Possible issues are many: for instance, if the query does not use EDNS0, the answer, too large, won't be entirely sent and the authoritative name server will set the TC bit which means "Data truncated"). The resolver is then supposed to retry over TCP and some cannot, either because they don't support TCP (a big mistake in today's Internet) or because they are blocked by a misconfigured firewall which allows DNS only on UDP.

Here is an example on the Free network (Free being the second largest ISP in France). While EDNS0 queries seem to go just fine, the resolvers do not accept TCP. When the dig testing tool queries them, it receives a truncated response, retries over TCP and is blocked:

% dig  A all-wikileaks.bortzmeyer.fr
;; Truncated, retrying in TCP mode.
;; Connection to 212.27.40.241#53(212.27.40.241) for \
           all-wikileaks.bortzmeyer.fr failed: connection refused.

Among the programs which may have problems, the PowerDNS recursor, which does not have EDNS0 by default (for the reasons explained by its author). As a result, PowerDNS Recursor always falls back to TCP, which may be a problem with some broken firewalls.

Another interesting test (thanks to Marco Davids) was done through a AVM Fritz!Box 7170 Annex A with firmware version 58.04.82. Like many cheap boxes, it has an internal DNS proxy which does not do TCP and does not accept answers >512 bytes. TCP connections are here rejected:

% dig +bufsize=4096 ANY all-wikileaks.bortzmeyer.fr @192.168.68.7
;; Truncated, retrying in TCP mode.
;; Connection to 192.168.68.7#53(192.168.68.7) for
all-wikileaks.bortzmeyer.fr failed: connection refused.
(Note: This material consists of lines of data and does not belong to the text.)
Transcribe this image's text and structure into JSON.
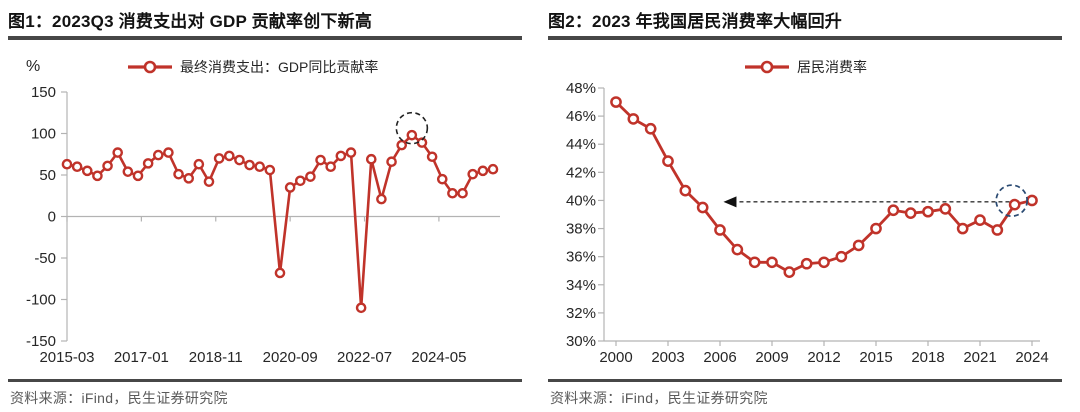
{
  "colors": {
    "series_red": "#c0332a",
    "annotation_black": "#222222",
    "annotation_blue": "#2b4b73",
    "axis_gray": "#b3b3b3",
    "text_dark": "#262626",
    "rule_gray": "#474747",
    "source_gray": "#5a5a5a",
    "marker_fill": "#ffffff"
  },
  "panels": [
    {
      "title": "图1：2023Q3 消费支出对 GDP 贡献率创下新高",
      "source": "资料来源：iFind，民生证券研究院"
    },
    {
      "title": "图2：2023 年我国居民消费率大幅回升",
      "source": "资料来源：iFind，民生证券研究院"
    }
  ],
  "chart_data": [
    {
      "type": "line",
      "title": "图1：2023Q3 消费支出对 GDP 贡献率创下新高",
      "legend": "最终消费支出：GDP同比贡献率",
      "ylabel": "%",
      "ylim": [
        -150,
        150
      ],
      "yticks": [
        150,
        100,
        50,
        0,
        -50,
        -100,
        -150
      ],
      "grid": false,
      "legend_position": "top-center",
      "x_start": "2015-03",
      "x_step_months": 3,
      "x_tick_labels": [
        "2015-03",
        "2017-01",
        "2018-11",
        "2020-09",
        "2022-07",
        "2024-05"
      ],
      "x_tick_month_offsets": [
        0,
        22,
        44,
        66,
        88,
        110
      ],
      "total_month_span": 126,
      "values": [
        63,
        60,
        55,
        49,
        61,
        77,
        54,
        49,
        64,
        74,
        77,
        51,
        46,
        63,
        42,
        70,
        73,
        68,
        62,
        60,
        56,
        -68,
        35,
        43,
        48,
        68,
        60,
        73,
        77,
        -110,
        69,
        21,
        66,
        86,
        98,
        89,
        72,
        45,
        28,
        28,
        51,
        55,
        57
      ],
      "annotations": {
        "dashed_circle_point_index": 34,
        "dashed_circle_note": "2023Q3 peak ~98%"
      }
    },
    {
      "type": "line",
      "title": "图2：2023 年我国居民消费率大幅回升",
      "legend": "居民消费率",
      "ylim": [
        30,
        48
      ],
      "yticks": [
        48,
        46,
        44,
        42,
        40,
        38,
        36,
        34,
        32,
        30
      ],
      "ytick_labels": [
        "48%",
        "46%",
        "44%",
        "42%",
        "40%",
        "38%",
        "36%",
        "34%",
        "32%",
        "30%"
      ],
      "grid": false,
      "legend_position": "top-center",
      "x": [
        2000,
        2001,
        2002,
        2003,
        2004,
        2005,
        2006,
        2007,
        2008,
        2009,
        2010,
        2011,
        2012,
        2013,
        2014,
        2015,
        2016,
        2017,
        2018,
        2019,
        2020,
        2021,
        2022,
        2023,
        2024
      ],
      "x_tick_labels": [
        "2000",
        "2003",
        "2006",
        "2009",
        "2012",
        "2015",
        "2018",
        "2021",
        "2024"
      ],
      "values": [
        47.0,
        45.8,
        45.1,
        42.8,
        40.7,
        39.5,
        37.9,
        36.5,
        35.6,
        35.6,
        34.9,
        35.5,
        35.6,
        36.0,
        36.8,
        38.0,
        39.3,
        39.1,
        39.2,
        39.4,
        38.0,
        38.6,
        37.9,
        39.7,
        40.0
      ],
      "annotations": {
        "dashed_circle_x": 2023,
        "arrow": {
          "y": 39.9,
          "from_x": 2022.7,
          "to_x": 2006.2,
          "direction": "left"
        }
      }
    }
  ]
}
With EDNS0 on the dig side (option +bufsize), and the interdiction to fall back to TCP (option +ignore):

% dig +ignore +bufsize=4096 ANY all-wikileaks.bortzmeyer.fr @192.168.68.7
...
;; flags: qr tc rd ra; QUERY: 1, ANSWER: 23, AUTHORITY: 0, ADDITIONAL: 0
...
;; Query time: 4 msec
;; SERVER: 192.168.68.7#53(192.168.68.7)
;; WHEN: Mon Dec 13 09:35:10 2010
;; MSG SIZE  rcvd: 509

The box has stuffed as many answers it could, to stay below 512 bytes.

If you want to test yourself, I'll be happy to receive (at bortzmeyer+testdnssize@bortzmeyer.org) reports of issues but please, do not forget to indicate the resolver used (make and model), as well as existing middleboxes such as firewalls) or the network used (name of the ISP and city) if you do not control the DNS resolver yourself. Complete output of dig would be a big plus. Another big DNS mirror, to have several tests, is wklk.eu.org.

Thanks to Niall O'Reilly for his style and technical checking. All the opinions are mine.